Being in the Camargue region of France has been a bucket list sort of thing of me since childhood, I just wanted to see white wild horses galloping in the marshes, with the Mediterranean Sea in the background, I remember Crin Blanc… do you?
For some, the Camargue will only evoke the beautiful nutty flavoured red rice and pink flamingos.
For others, it might be the bullfighting, Gypsy lineage, palm reading, long catholic processions, songs of Bob Dylan and Tori Amos or even some paintings of Van Gogh.
There is a strong culture of bullfighting, bull rearing for fiestas and for the plate.
I remember one day when I was a child and I was watching TV with my dad. The corridas were filmed and played late at night. One started and my dad went straight to bed, it was not his thing. I watched it. I remember being transfixed by it, especially by the bullfighter costume, his dancing elegance, the red…the horses, the bull fighting for his life, then getting the coup de grâce.
I got infused by the spectacle beauty, not even considering the bull’s life.

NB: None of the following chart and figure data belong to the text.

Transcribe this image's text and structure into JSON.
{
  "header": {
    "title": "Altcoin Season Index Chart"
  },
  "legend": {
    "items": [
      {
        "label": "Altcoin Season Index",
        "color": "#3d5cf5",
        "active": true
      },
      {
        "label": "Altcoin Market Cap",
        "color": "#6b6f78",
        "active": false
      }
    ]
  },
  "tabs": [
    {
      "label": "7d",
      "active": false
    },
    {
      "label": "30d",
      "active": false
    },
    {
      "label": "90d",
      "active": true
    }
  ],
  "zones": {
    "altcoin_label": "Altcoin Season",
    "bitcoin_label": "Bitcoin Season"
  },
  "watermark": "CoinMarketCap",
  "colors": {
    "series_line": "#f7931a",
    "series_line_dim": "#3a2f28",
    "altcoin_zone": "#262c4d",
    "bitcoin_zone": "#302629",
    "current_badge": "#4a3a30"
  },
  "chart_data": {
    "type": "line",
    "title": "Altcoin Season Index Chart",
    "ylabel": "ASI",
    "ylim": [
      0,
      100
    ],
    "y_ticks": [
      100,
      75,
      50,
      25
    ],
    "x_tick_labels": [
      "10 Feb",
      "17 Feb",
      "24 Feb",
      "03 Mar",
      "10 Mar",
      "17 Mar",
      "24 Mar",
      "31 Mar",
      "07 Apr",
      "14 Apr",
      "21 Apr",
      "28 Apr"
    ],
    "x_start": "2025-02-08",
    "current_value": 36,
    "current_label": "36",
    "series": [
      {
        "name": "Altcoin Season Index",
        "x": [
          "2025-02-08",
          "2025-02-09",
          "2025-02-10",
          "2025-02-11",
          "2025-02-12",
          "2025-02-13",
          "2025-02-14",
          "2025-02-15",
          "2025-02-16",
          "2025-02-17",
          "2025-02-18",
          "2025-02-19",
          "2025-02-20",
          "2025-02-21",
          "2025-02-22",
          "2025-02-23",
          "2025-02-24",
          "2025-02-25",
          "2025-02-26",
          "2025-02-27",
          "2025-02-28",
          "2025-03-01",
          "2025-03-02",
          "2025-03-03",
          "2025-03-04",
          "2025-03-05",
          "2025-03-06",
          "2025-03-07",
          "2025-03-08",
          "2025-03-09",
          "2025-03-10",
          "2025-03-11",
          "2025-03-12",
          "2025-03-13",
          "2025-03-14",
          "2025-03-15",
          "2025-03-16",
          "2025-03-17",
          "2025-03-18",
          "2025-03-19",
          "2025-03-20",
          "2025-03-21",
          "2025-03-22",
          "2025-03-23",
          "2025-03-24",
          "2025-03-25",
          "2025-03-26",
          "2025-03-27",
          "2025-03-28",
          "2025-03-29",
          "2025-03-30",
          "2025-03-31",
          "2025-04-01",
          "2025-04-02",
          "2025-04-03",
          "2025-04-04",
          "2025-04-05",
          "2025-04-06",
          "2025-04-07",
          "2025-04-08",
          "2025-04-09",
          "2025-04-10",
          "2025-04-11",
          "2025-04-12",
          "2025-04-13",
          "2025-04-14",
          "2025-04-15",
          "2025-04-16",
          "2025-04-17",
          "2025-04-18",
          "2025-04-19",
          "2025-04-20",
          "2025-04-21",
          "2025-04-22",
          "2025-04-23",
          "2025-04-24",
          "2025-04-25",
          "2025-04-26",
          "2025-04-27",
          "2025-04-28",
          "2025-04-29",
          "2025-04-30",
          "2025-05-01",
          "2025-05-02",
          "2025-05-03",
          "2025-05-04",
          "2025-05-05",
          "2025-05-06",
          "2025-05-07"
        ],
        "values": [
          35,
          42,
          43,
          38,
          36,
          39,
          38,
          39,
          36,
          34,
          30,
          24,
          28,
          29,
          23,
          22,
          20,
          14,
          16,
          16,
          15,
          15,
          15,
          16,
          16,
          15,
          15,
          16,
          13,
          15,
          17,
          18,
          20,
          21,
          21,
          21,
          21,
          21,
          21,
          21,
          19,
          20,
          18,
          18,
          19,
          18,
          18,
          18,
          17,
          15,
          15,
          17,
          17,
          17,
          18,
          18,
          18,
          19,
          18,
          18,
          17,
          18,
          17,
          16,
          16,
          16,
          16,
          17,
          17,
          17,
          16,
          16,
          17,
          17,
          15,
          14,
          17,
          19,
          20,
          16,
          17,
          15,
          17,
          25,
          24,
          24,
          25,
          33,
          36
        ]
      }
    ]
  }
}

At the time, I ate meat, all kinds of meat apart from horse (I was riding them) and offal (smell too bad). It was part of my upbringing and I didn’t question it.
I became a vegan through my work which opened my eyes to animal suffering. I genuinely could weep each time I see a truck of cattle or sheep going to the slaughter house, I cannot think of hurting any animals, it crushes me to see a dog on a chain and there are a fair few here in Corsica.
Animals are viewed as working tools or food by the majority of the people living on this planet.
I look back at the child I once was who had pet dogs and cats, rode horses most weeks but ate meat and could watch a corrida without even thinking there was something odd about antagonising a bull and killing him slowly in front of a crowd.
How I changed, how my heart then filled with catholic compassion has now expanded into true compassion.
There is hope but there is also the horrific realisation that if I could think like that, a lot of people can be asleep in their compassion state and might never wake up.
Looking at animals in the eyes, feeling and seeing them for who they are is to me the most precious act we can do.